Dragging my bum out of bed at often very early hours at weekends, before work, at work, after work and even on holiday to train has been a challenge in itself but the end is within sight as I will be doing the challenge on Friday…this Friday (weather permitting).
I’ve motivated myself with the thought that I am making a difference not just to me but also doing my bit to raise awareness and also perhaps more selfishly motivated myself with the thought of a hot bath at the end of each long ride.
I’ve been humbled by the comments from friends and family who have not only been supportive of my crazy endeavours this year but who have also been inspired with their own exercise goals. I hadn’t anticipated that particular outcome at all but it’s an unexpected pleasure to think I may have had a small part to play in helping them make changes to their life or perhaps rediscover a lost love for a particular sport.
I am reminded often why I am doing this through the ongoing conversations on the always very active support groups, to those through MRKH Connect or to reading shockingly poorly understood comments to a to be honest overly sensational article (apparently written by a woman, shocking in itself), about the struggles of an MRKH woman raising money for surgery. Comments written by men who don’t understand the female form. I don’t feel the need to rehash this when my friends at Global MRKH have written an open letter that so beautifully does that already (which can be read here) suffice to say that what it highlights is the need to continue to raise awareness for and of MRKH (and for biology of female genitalia and its formation to be better taught in schools).
As more of us are open semi-publicly or otherwise with the reality of MRKH there are still plenty who discover they have this condition and just don’t know where to turn, those that perhaps will never be comfortable with talking about it and of course on the flip side those who are perhaps not open but yet comfortable with it to the point they don’t feel the need to reach out for support in the same way as others.
There is still a long way to go here and a lot that is being done to improve that situation not just for us MRKH women but also for general public and more importantly the medical profession.
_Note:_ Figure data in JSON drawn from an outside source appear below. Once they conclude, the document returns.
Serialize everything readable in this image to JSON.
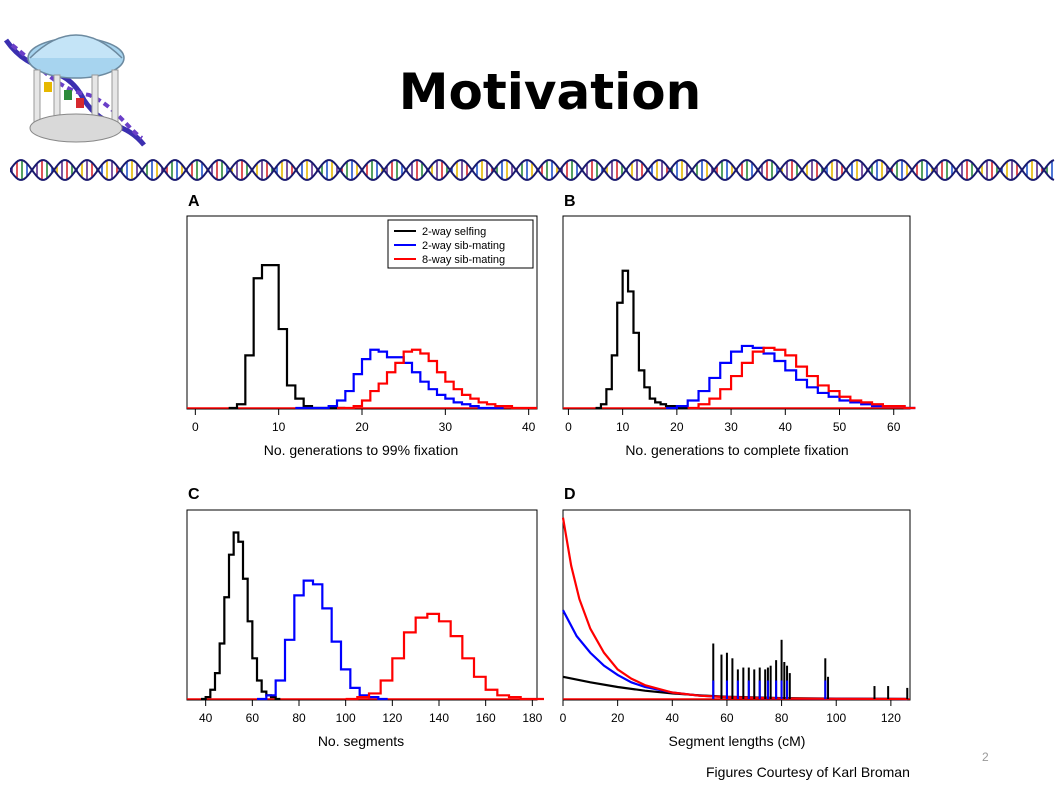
{
  "slide": {
    "title": "Motivation",
    "slide_number": "2",
    "credit": "Figures Courtesy of Karl Broman"
  },
  "logo": {
    "icon": "old-well-dna-logo-icon"
  },
  "divider": {
    "icon": "dna-helix-divider-icon",
    "colors": [
      "#5b2d8a",
      "#d6292e",
      "#2c8a3a",
      "#2255cc",
      "#e6b800"
    ]
  },
  "colors": {
    "selfing": "#000000",
    "sib": "#0000ff",
    "eight": "#ff0000"
  },
  "chart_data": [
    {
      "id": "A",
      "panel_label": "A",
      "type": "line",
      "style": "step-histogram",
      "xlabel": "No. generations to 99% fixation",
      "ylabel": "",
      "xlim": [
        -1,
        41
      ],
      "ylim": [
        0,
        1
      ],
      "xticks": [
        0,
        10,
        20,
        30,
        40
      ],
      "legend": {
        "position": "top-right",
        "entries": [
          "2-way selfing",
          "2-way sib-mating",
          "8-way sib-mating"
        ]
      },
      "series": [
        {
          "name": "2-way selfing",
          "color": "#000000",
          "x": [
            4,
            5,
            6,
            7,
            8,
            9,
            10,
            11,
            12,
            13,
            14,
            15,
            16,
            17
          ],
          "values": [
            0,
            0.02,
            0.28,
            0.69,
            0.76,
            0.76,
            0.42,
            0.12,
            0.05,
            0.01,
            0,
            0,
            0,
            0
          ]
        },
        {
          "name": "2-way sib-mating",
          "color": "#0000ff",
          "x": [
            12,
            13,
            14,
            15,
            16,
            17,
            18,
            19,
            20,
            21,
            22,
            23,
            24,
            25,
            26,
            27,
            28,
            29,
            30,
            31,
            32,
            33,
            34,
            35,
            36
          ],
          "values": [
            0,
            0,
            0,
            0,
            0.01,
            0.04,
            0.09,
            0.18,
            0.26,
            0.31,
            0.3,
            0.27,
            0.27,
            0.24,
            0.19,
            0.14,
            0.1,
            0.07,
            0.05,
            0.03,
            0.02,
            0.01,
            0,
            0,
            0
          ]
        },
        {
          "name": "8-way sib-mating",
          "color": "#ff0000",
          "x": [
            17,
            18,
            19,
            20,
            21,
            22,
            23,
            24,
            25,
            26,
            27,
            28,
            29,
            30,
            31,
            32,
            33,
            34,
            35,
            36,
            37,
            38,
            39,
            40
          ],
          "values": [
            0,
            0,
            0.01,
            0.04,
            0.09,
            0.13,
            0.19,
            0.24,
            0.3,
            0.31,
            0.29,
            0.25,
            0.19,
            0.14,
            0.1,
            0.07,
            0.05,
            0.03,
            0.02,
            0.01,
            0.01,
            0,
            0,
            0
          ]
        }
      ]
    },
    {
      "id": "B",
      "panel_label": "B",
      "type": "line",
      "style": "step-histogram",
      "xlabel": "No. generations to complete fixation",
      "ylabel": "",
      "xlim": [
        -1,
        63
      ],
      "ylim": [
        0,
        1
      ],
      "xticks": [
        0,
        10,
        20,
        30,
        40,
        50,
        60
      ],
      "series": [
        {
          "name": "2-way selfing",
          "color": "#000000",
          "x": [
            5,
            6,
            7,
            8,
            9,
            10,
            11,
            12,
            13,
            14,
            15,
            16,
            17,
            18,
            19,
            20,
            21
          ],
          "values": [
            0,
            0.02,
            0.1,
            0.28,
            0.56,
            0.73,
            0.62,
            0.4,
            0.2,
            0.11,
            0.05,
            0.03,
            0.02,
            0.01,
            0.01,
            0,
            0
          ]
        },
        {
          "name": "2-way sib-mating",
          "color": "#0000ff",
          "x": [
            18,
            20,
            22,
            24,
            26,
            28,
            30,
            32,
            34,
            36,
            38,
            40,
            42,
            44,
            46,
            48,
            50,
            52,
            54,
            56,
            58,
            60,
            62
          ],
          "values": [
            0,
            0.01,
            0.04,
            0.09,
            0.16,
            0.24,
            0.3,
            0.33,
            0.32,
            0.29,
            0.25,
            0.2,
            0.15,
            0.11,
            0.08,
            0.06,
            0.04,
            0.03,
            0.02,
            0.01,
            0.01,
            0.01,
            0
          ]
        },
        {
          "name": "8-way sib-mating",
          "color": "#ff0000",
          "x": [
            22,
            24,
            26,
            28,
            30,
            32,
            34,
            36,
            38,
            40,
            42,
            44,
            46,
            48,
            50,
            52,
            54,
            56,
            58,
            60,
            62
          ],
          "values": [
            0,
            0.02,
            0.05,
            0.1,
            0.17,
            0.24,
            0.3,
            0.32,
            0.31,
            0.28,
            0.22,
            0.17,
            0.12,
            0.09,
            0.06,
            0.04,
            0.03,
            0.02,
            0.01,
            0.01,
            0
          ]
        }
      ]
    },
    {
      "id": "C",
      "panel_label": "C",
      "type": "line",
      "style": "step-histogram",
      "xlabel": "No. segments",
      "ylabel": "",
      "xlim": [
        32,
        182
      ],
      "ylim": [
        0,
        1
      ],
      "xticks": [
        40,
        60,
        80,
        100,
        120,
        140,
        160,
        180
      ],
      "series": [
        {
          "name": "2-way selfing",
          "color": "#000000",
          "x": [
            38,
            40,
            42,
            44,
            46,
            48,
            50,
            52,
            54,
            56,
            58,
            60,
            62,
            64,
            66,
            68,
            70
          ],
          "values": [
            0,
            0.01,
            0.05,
            0.14,
            0.3,
            0.55,
            0.78,
            0.9,
            0.85,
            0.65,
            0.42,
            0.22,
            0.1,
            0.04,
            0.02,
            0.01,
            0
          ]
        },
        {
          "name": "2-way sib-mating",
          "color": "#0000ff",
          "x": [
            62,
            66,
            70,
            74,
            78,
            82,
            86,
            90,
            94,
            98,
            102,
            106,
            110,
            114
          ],
          "values": [
            0,
            0.02,
            0.1,
            0.32,
            0.56,
            0.64,
            0.62,
            0.49,
            0.31,
            0.16,
            0.06,
            0.02,
            0.01,
            0
          ]
        },
        {
          "name": "8-way sib-mating",
          "color": "#ff0000",
          "x": [
            100,
            105,
            110,
            115,
            120,
            125,
            130,
            135,
            140,
            145,
            150,
            155,
            160,
            165,
            170,
            175,
            180
          ],
          "values": [
            0,
            0.01,
            0.03,
            0.1,
            0.22,
            0.36,
            0.44,
            0.46,
            0.42,
            0.34,
            0.22,
            0.12,
            0.05,
            0.02,
            0.01,
            0,
            0
          ]
        }
      ]
    },
    {
      "id": "D",
      "panel_label": "D",
      "type": "line",
      "xlabel": "Segment lengths (cM)",
      "ylabel": "",
      "xlim": [
        0,
        127
      ],
      "ylim": [
        0,
        1
      ],
      "xticks": [
        0,
        20,
        40,
        60,
        80,
        100,
        120
      ],
      "series": [
        {
          "name": "2-way selfing",
          "color": "#000000",
          "x": [
            0,
            10,
            20,
            30,
            40,
            50,
            60,
            80,
            100,
            126
          ],
          "values": [
            0.12,
            0.09,
            0.065,
            0.045,
            0.03,
            0.02,
            0.012,
            0.005,
            0.002,
            0
          ]
        },
        {
          "name": "2-way sib-mating",
          "color": "#0000ff",
          "x": [
            0,
            5,
            10,
            15,
            20,
            25,
            30,
            40,
            50,
            60,
            80,
            100,
            126
          ],
          "values": [
            0.48,
            0.34,
            0.25,
            0.18,
            0.13,
            0.09,
            0.065,
            0.035,
            0.018,
            0.01,
            0.003,
            0.001,
            0
          ]
        },
        {
          "name": "8-way sib-mating",
          "color": "#ff0000",
          "x": [
            0,
            3,
            6,
            10,
            15,
            20,
            25,
            30,
            40,
            50,
            60,
            80,
            100,
            126
          ],
          "values": [
            0.98,
            0.72,
            0.54,
            0.38,
            0.25,
            0.16,
            0.11,
            0.075,
            0.035,
            0.018,
            0.01,
            0.003,
            0.001,
            0
          ]
        }
      ],
      "spikes": [
        {
          "color": "#000000",
          "x": [
            55,
            58,
            60,
            62,
            64,
            66,
            68,
            70,
            72,
            74,
            75,
            76,
            78,
            80,
            81,
            82,
            83,
            96,
            97,
            114,
            119,
            126
          ],
          "values": [
            0.3,
            0.24,
            0.25,
            0.22,
            0.16,
            0.17,
            0.17,
            0.16,
            0.17,
            0.16,
            0.17,
            0.18,
            0.21,
            0.32,
            0.2,
            0.18,
            0.14,
            0.22,
            0.12,
            0.07,
            0.07,
            0.06
          ]
        },
        {
          "color": "#0000ff",
          "x": [
            55,
            60,
            64,
            68,
            72,
            75,
            78,
            80,
            82,
            96
          ],
          "values": [
            0.1,
            0.1,
            0.1,
            0.1,
            0.1,
            0.1,
            0.1,
            0.1,
            0.1,
            0.1
          ]
        }
      ]
    }
  ]
}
The same medical profession that can misdiagnose, not be aware of, or if they are, have absolutely no idea who would be a specialist for that girl/woman to speak to. An already heart-breaking time can become scarier and more isolating than ever before. Clearly something needs to change here – and of course MRKH is not the only condition that can be affected in this way and I am by no means saying it is special or a priority but it is one of the reasons to highlight the need for improved understanding particularly of a condition that isn’t really that rare.
I’ve said the word ‘vagina’ probably more times in the last couple of years than I ever did before that point. I’ve said it in pub, over email, in blogs and even conferences (not MRKH related!) and on the London to Brighton 100km walk to my walking buddy Angela.
The more things are talked about, whatever they are the less taboo they become. ‘Lady parts’ and their function are often in that ‘delicate’ category and of course the upshot is the effect of a condition in that delicate category does have a very real effect on the person who has it and therefore often talking openly is something very difficult and upsetting.
But there will always be some who are willing to put themselves out there and try and make a stand which is what a number of us have done in our own little way whether its through setting up charities, blogs, global organisations or crazy challenges to raise money and awareness. It doesn’t take much when you think of it like that but it does take courage to get to that point. That courage is inside all of us if we want to grasp it.
I am always happy to speak to others about it (those with MRKH or not). Everyone is different and deals with things differently but I am happy to share how I have handled certain situations (good or bad) or whatever is required to help support someone or continue to improve people’s understanding of the condition whoever they might be.
I will be doing the Downs Link cycle route on Friday which runs from Guildford to Shoreham and then tagging on a bit to reach Brighton Pier (plus of course getting to Guildford in the first place). Then back to Guildford then back again finishing on Brighton pier sometime Friday evening – totalling ~130 miles – it’s a route I’ve wanted to do for a while having lived in the area for some time. A disused railway track converted into a truly picturesque, multipurpose and almost completely flat trail with quaint old stations. I’m excited scared and looking forward to starting but also very much looking forward to it being over.
I will be trackable on the route most likely via Instagram / facebook – keep those messages of support coming in they really do help!
Nothing of what I have done has intended to inspire but it’s wonderful that has been the case. Sometimes you just need to believe in yourself, make that change you have been dying to do, do that challenge and just find something that motivates you. Never give up. That amazing feeling, that drive and passion may be a slow burner but its there and it will make a difference.